The Match That Meant Most To Me – No.6

The Match That Meant Most To Me – No.6
May 4, 2020 Mark Cohen

 

Written by TTT Subscriber Mark Cohen.

Right then.

As Liverpool fans, this one should be hard. So many days, so many memories.

In South Africa, when still a little boy, I was spirited away in, what felt like the middle of the night, with an older cousin to watch Roma in ’84 on TV.

My memories of the evening are skint though, withered from the time past and my just 5-year-old mind, I can remember only flashes. The wood of the bar, the noise of the other lads. In my mind they were all grown men but in reality they must have been just 15 themselves.

What about Michael Thomas in 1989, a bitter one, but what an imprint nonetheless. “Here comes Arsenal’s last assault…” I can remember the commentator now. I was sitting with my parents watching, my mum had lived in London in the ’70s and had supported Spurs and Arsenal. She wanted the Gunners to lose though – because her boy wanted Liverpool to win.

No, it’s not that.

How about 1996 and Newcastle? What an experience. Keegan hanging over the hoardings, Collymore prancing up the touchline.

Maybe 2001 Alaves. We’d built ourselves back up from a real nadir, we’d taken a cup treble. It was delicious, but more so, of what we thought was to come.

2005? Of course, this must be every Liverpool fan’s greatest ever experience, at least until Barcelona which could only match, not better it.

But perhaps neither is the one that meant the most?

It’s 1991. I’m 11 years old, a very formative time in a young man’s world. Liverpool would shortly fall off our perch, but on this particular day, we were still Champions of England, for the 18th time. It is important to remember this context. If you were born before 1985 about, you really only knew Liverpool as a bastion of excellence. A vessel for unfettered footballing thrill and genius. To know Liverpool then was not to know or understand glorious failure. It was to know glory.

Anyway, it was Saturday the 13th April. It was Elland Road. Of course it was a Saturday, an eleven year old’s dream day once a week.

At that stage we rarely missed a match that was televised – but that was only around seven or eight a year. I recall us needing to win the game to stay in touch with Arsenal (Arsenal again), and I had gone over to a close friend’s house to watch.

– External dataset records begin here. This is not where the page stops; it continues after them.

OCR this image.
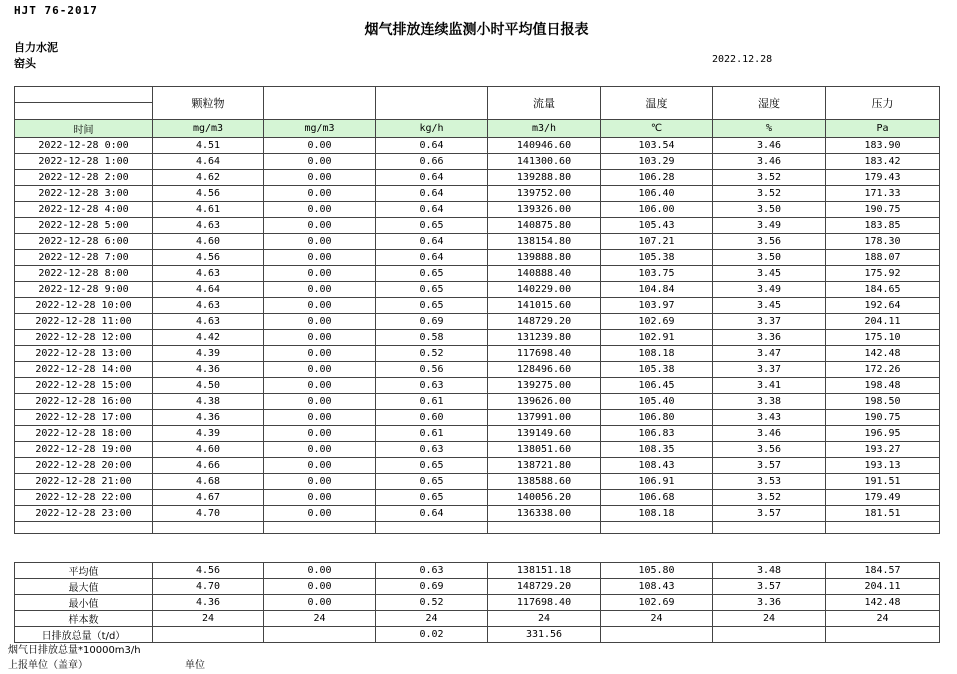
HJT 76-2017
烟气排放连续监测小时平均值日报表
自力水泥
窑头	2022.12.28
	颗粒物			流量	温度	湿度	压力
时间	mg/m3	mg/m3	kg/h	m3/h	℃	%	Pa
2022-12-28 0:00	4.51	0.00	0.64	140946.60	103.54	3.46	183.90
2022-12-28 1:00	4.64	0.00	0.66	141300.60	103.29	3.46	183.42
2022-12-28 2:00	4.62	0.00	0.64	139288.80	106.28	3.52	179.43
2022-12-28 3:00	4.56	0.00	0.64	139752.00	106.40	3.52	171.33
2022-12-28 4:00	4.61	0.00	0.64	139326.00	106.00	3.50	190.75
2022-12-28 5:00	4.63	0.00	0.65	140875.80	105.43	3.49	183.85
2022-12-28 6:00	4.60	0.00	0.64	138154.80	107.21	3.56	178.30
2022-12-28 7:00	4.56	0.00	0.64	139888.80	105.38	3.50	188.07
2022-12-28 8:00	4.63	0.00	0.65	140888.40	103.75	3.45	175.92
2022-12-28 9:00	4.64	0.00	0.65	140229.00	104.84	3.49	184.65
2022-12-28 10:00	4.63	0.00	0.65	141015.60	103.97	3.45	192.64
2022-12-28 11:00	4.63	0.00	0.69	148729.20	102.69	3.37	204.11
2022-12-28 12:00	4.42	0.00	0.58	131239.80	102.91	3.36	175.10
2022-12-28 13:00	4.39	0.00	0.52	117698.40	108.18	3.47	142.48
2022-12-28 14:00	4.36	0.00	0.56	128496.60	105.38	3.37	172.26
2022-12-28 15:00	4.50	0.00	0.63	139275.00	106.45	3.41	198.48
2022-12-28 16:00	4.38	0.00	0.61	139626.00	105.40	3.38	198.50
2022-12-28 17:00	4.36	0.00	0.60	137991.00	106.80	3.43	190.75
2022-12-28 18:00	4.39	0.00	0.61	139149.60	106.83	3.46	196.95
2022-12-28 19:00	4.60	0.00	0.63	138051.60	108.35	3.56	193.27
2022-12-28 20:00	4.66	0.00	0.65	138721.80	108.43	3.57	193.13
2022-12-28 21:00	4.68	0.00	0.65	138588.60	106.91	3.53	191.51
2022-12-28 22:00	4.67	0.00	0.65	140056.20	106.68	3.52	179.49
2022-12-28 23:00	4.70	0.00	0.64	136338.00	108.18	3.57	181.51

平均值	4.56	0.00	0.63	138151.18	105.80	3.48	184.57
最大值	4.70	0.00	0.69	148729.20	108.43	3.57	204.11
最小值	4.36	0.00	0.52	117698.40	102.69	3.36	142.48
样本数	24	24	24	24	24	24	24
日排放总量（t/d）			0.02	331.56			
烟气日排放总量*10000m3/h
上报单位（盖章）	单位
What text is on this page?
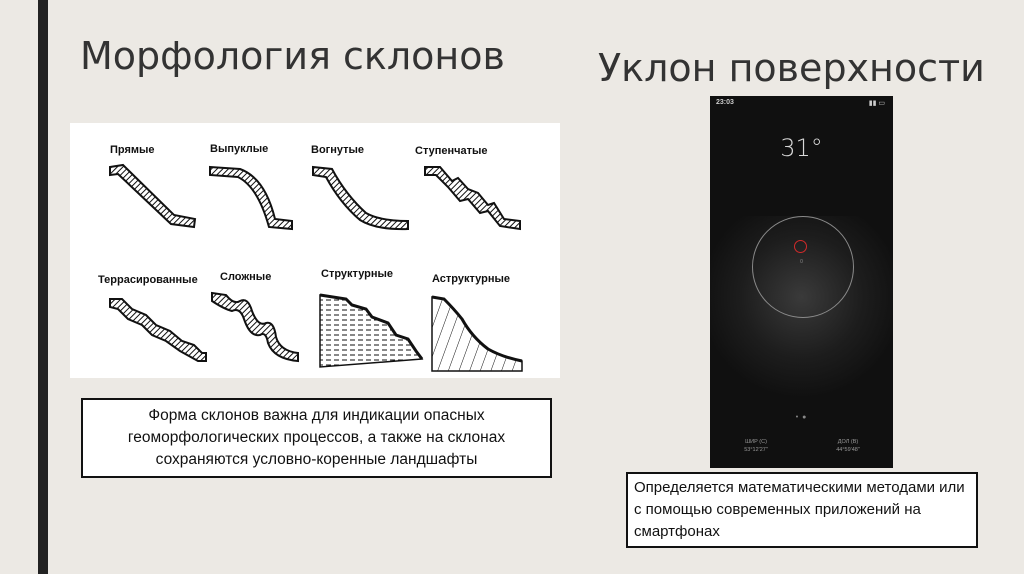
Морфология склонов Уклон поверхности
Прямые	Выпуклые	Вогнутые	Ступенчатые
Террасированные Сложные	Структурные	Аструктурные
Форма склонов важна для индикации опасных геоморфологических процессов, а также на склонах сохраняются условно-коренные ландшафты
23:03	▮▮ ▭
31°
0
• ●
ШИР (С)
53°12'27"
ДОЛ (В)
44°59'48"
Определяется математическими методами или с помощью современных приложений на смартфонах
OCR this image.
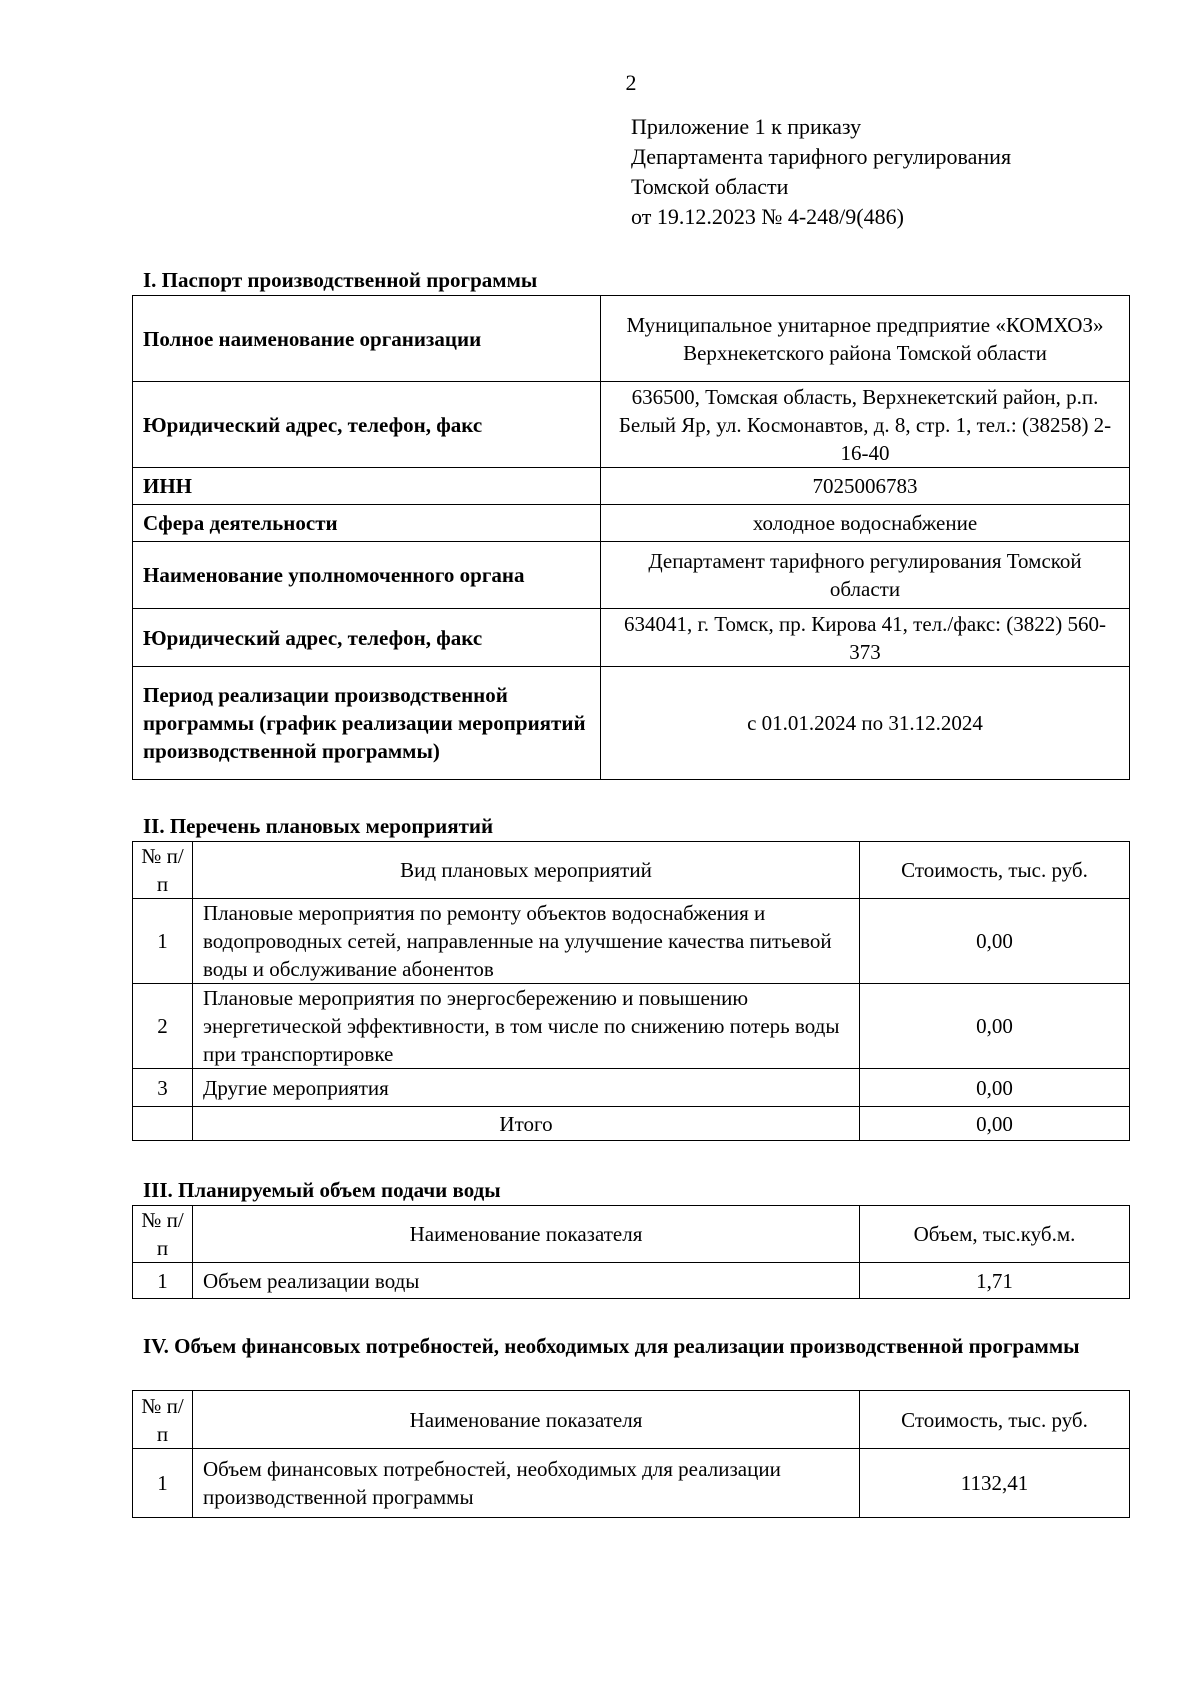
2
Приложение 1 к приказу
Департамента тарифного регулирования
Томской области
от 19.12.2023 № 4-248/9(486)
I. Паспорт производственной программы
Полное наименование организации	Муниципальное унитарное предприятие «КОМХОЗ» Верхнекетского района Томской области
Юридический адрес, телефон, факс	636500, Томская область, Верхнекетский район, р.п. Белый Яр, ул. Космонавтов, д. 8, стр. 1, тел.: (38258) 2-16-40
ИНН	7025006783
Сфера деятельности	холодное водоснабжение
Наименование уполномоченного органа	Департамент тарифного регулирования Томской области
Юридический адрес, телефон, факс	634041, г. Томск, пр. Кирова 41, тел./факс: (3822) 560-373
Период реализации производственной программы (график реализации мероприятий производственной программы)	с 01.01.2024 по 31.12.2024
II. Перечень плановых мероприятий
№ п/п	Вид плановых мероприятий	Стоимость, тыс. руб.
1	Плановые мероприятия по ремонту объектов водоснабжения и водопроводных сетей, направленные на улучшение качества питьевой воды и обслуживание абонентов	0,00
2	Плановые мероприятия по энергосбережению и повышению энергетической эффективности, в том числе по снижению потерь воды при транспортировке	0,00
3	Другие мероприятия	0,00
	Итого	0,00
III. Планируемый объем подачи воды
№ п/п	Наименование показателя	Объем, тыс.куб.м.
1	Объем реализации воды	1,71
IV. Объем финансовых потребностей, необходимых для реализации производственной программы
№ п/п	Наименование показателя	Стоимость, тыс. руб.
1	Объем финансовых потребностей, необходимых для реализации производственной программы	1132,41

The memory is particularly vivid for me because his old man, long since passed, was a huge Spurs fan, loved the Dutch side of the 70s and was generally a football nut. My dad was a rugby man through and through, so most of my footballing knowledge came from my friend’s father. Indeed, even at that stage, he was waxing lyrical about this Leeds team and we all sat in their ancient living room to watch.